Late last month I got excited when Queensland Premier, Campbell Newman, indicated that his Government would break ranks with its New South Wales and Victorian counterparts and would not regulate Uber’s ride-sharing service:
“We are a deregulation-minded government,” [Campbell Newman] told ABC radio.
“We don’t believe in more red tape and regulation unless it’s absolutely necessary.”
Unfortunately, shortly after writing this article, it appears that Mr Newman received advice from his Transport Minister, Scott Emerson, and completely changed his tune, issuing a cease-and-desist notice to Uber, effectively banning its ride sharing service.
According to Transport Minister, Scott Emerson, while the Government “welcomed innovation in transport technologies, passenger safety is always our first priority”. As such:
“The department is working with Uber to outline what safety regulations it needs to operate in Queensland, such as driver authorisation, including detailed criminal history checks, vehicle standards, a taxi licence and proper insurance.”
Not surprisingly, the taxi cartel has strongly backed the Government’s cease-and-desist order, with Taxi Council Queensland CEO, Benjamin Wash, stating:
“Companies that do not meet regulatory requirements jeopardise the industry’s reputation, put lives at risk and hurt small business people who have invested heavily in meeting the regulations”.
The Queensland Government’s decision to effectively ban ride sharing is a disappointing outcome.
Ride-sharing is an economic no-brainer, providing greater choice to consumers and lowering costs, while also improving productivity by facilitating a more efficient use of the existing transport fleet. Yet, as I keep arguing, economic no-brainers tend to be resisted by incumbent interests who are threatened by it.
Everywhere in the world where ridesharing has been tried, a storm of opposition has been aroused by vested interests; not just in the Taxi industry, but in public transport monopolies and government.

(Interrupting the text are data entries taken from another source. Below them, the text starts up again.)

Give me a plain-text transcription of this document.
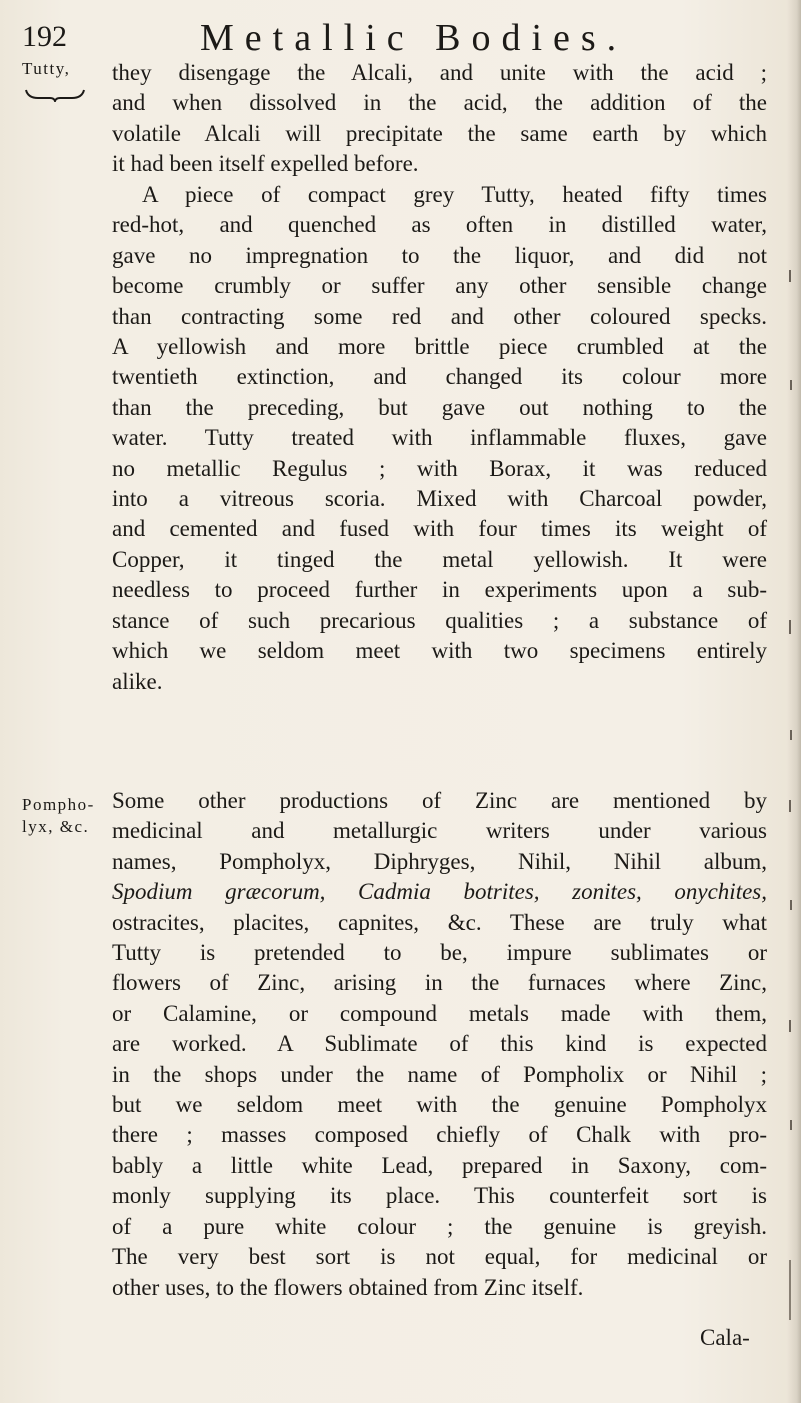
192	Metallic Bodies.
Tutty, they disengage the Alcali, and unite with the acid ;
and when dissolved in the acid, the addition of the
volatile Alcali will precipitate the same earth by which
it had been itself expelled before.
A piece of compact grey Tutty, heated fifty times
red-hot, and quenched as often in distilled water,
gave no impregnation to the liquor, and did not
become crumbly or suffer any other sensible change
than contracting some red and other coloured specks.
A yellowish and more brittle piece crumbled at the
twentieth extinction, and changed its colour more
than the preceding, but gave out nothing to the
water. Tutty treated with inflammable fluxes, gave
no metallic Regulus ; with Borax, it was reduced
into a vitreous scoria. Mixed with Charcoal powder,
and cemented and fused with four times its weight of
Copper, it tinged the metal yellowish. It were
needless to proceed further in experiments upon a sub-
stance of such precarious qualities ; a substance of
which we seldom meet with two specimens entirely
alike.
Pompho-
lyx, &c.
Some other productions of Zinc are mentioned by
medicinal and metallurgic writers under various
names, Pompholyx, Diphryges, Nihil, Nihil album,
Spodium græcorum, Cadmia botrites, zonites, onychites,
ostracites, placites, capnites, &c. These are truly what
Tutty is pretended to be, impure sublimates or
flowers of Zinc, arising in the furnaces where Zinc,
or Calamine, or compound metals made with them,
are worked. A Sublimate of this kind is expected
in the shops under the name of Pompholix or Nihil ;
but we seldom meet with the genuine Pompholyx
there ; masses composed chiefly of Chalk with pro-
bably a little white Lead, prepared in Saxony, com-
monly supplying its place. This counterfeit sort is
of a pure white colour ; the genuine is greyish.
The very best sort is not equal, for medicinal or
other uses, to the flowers obtained from Zinc itself.
Cala-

As argued by Colin Clark (a distinguished colleague of J M Keynes), in possibly his last published work, “Regional and Urban Location” (1982):
Anyone who defends the taxi monopoly, and restrictions on multiple hiring, while at the same time complaining about the use of fuel, is totally incoherent. The abolition of the taxi monopoly would cheapen travel, save fuel, reduce congestion, and would have one further great advantage, to which hardly any attention has been drawn, namely that it would provide employment opportunities for the unskilled…..
Yet defending the taxi cartel remains the status quo not just in Australia, but throughout the world. As illustrated in the Washington Post over the weekend, taxi licences (“medallions”) have been one of the best performing investments going around, thanks to the artificial scarcity of supply derived through government regulation:
The Queensland Transport Department’s opposition to Uber on safety grounds is also spurious. Uber’s drivers must be over 24 years of age and have no criminal record. Vehicles must also be covered by comprehensive insurance, have at least four doors and be manufactured after 2005.
Moreover, Uber has other built-in checks and balances that are not available to users of taxis. For example, Uber customers get to see the drivers’ rankings and their reputation via the website, which allows customers some control over who their driver is. It is also in the driver’s best interest to impress you, as after your journey is complete, you are required to give them a rating out of 5 stars. A low star rating results in less fares for the driver.
By contrast, with a taxi it is pot-luck as to who your driver is, and there is no mechanism to rank their performance.
Adults in Australia should be free to choose their transport options. If they do not trust Uber and want to take a taxi. Fine, take a taxi. Similar, if they want to use Uber, let them exercise their choice and do so. But their choices should not be limited by archaic and monopolist regulations that seem more interested in maintaining inflated taxi plate values, rather than offering consumers real value.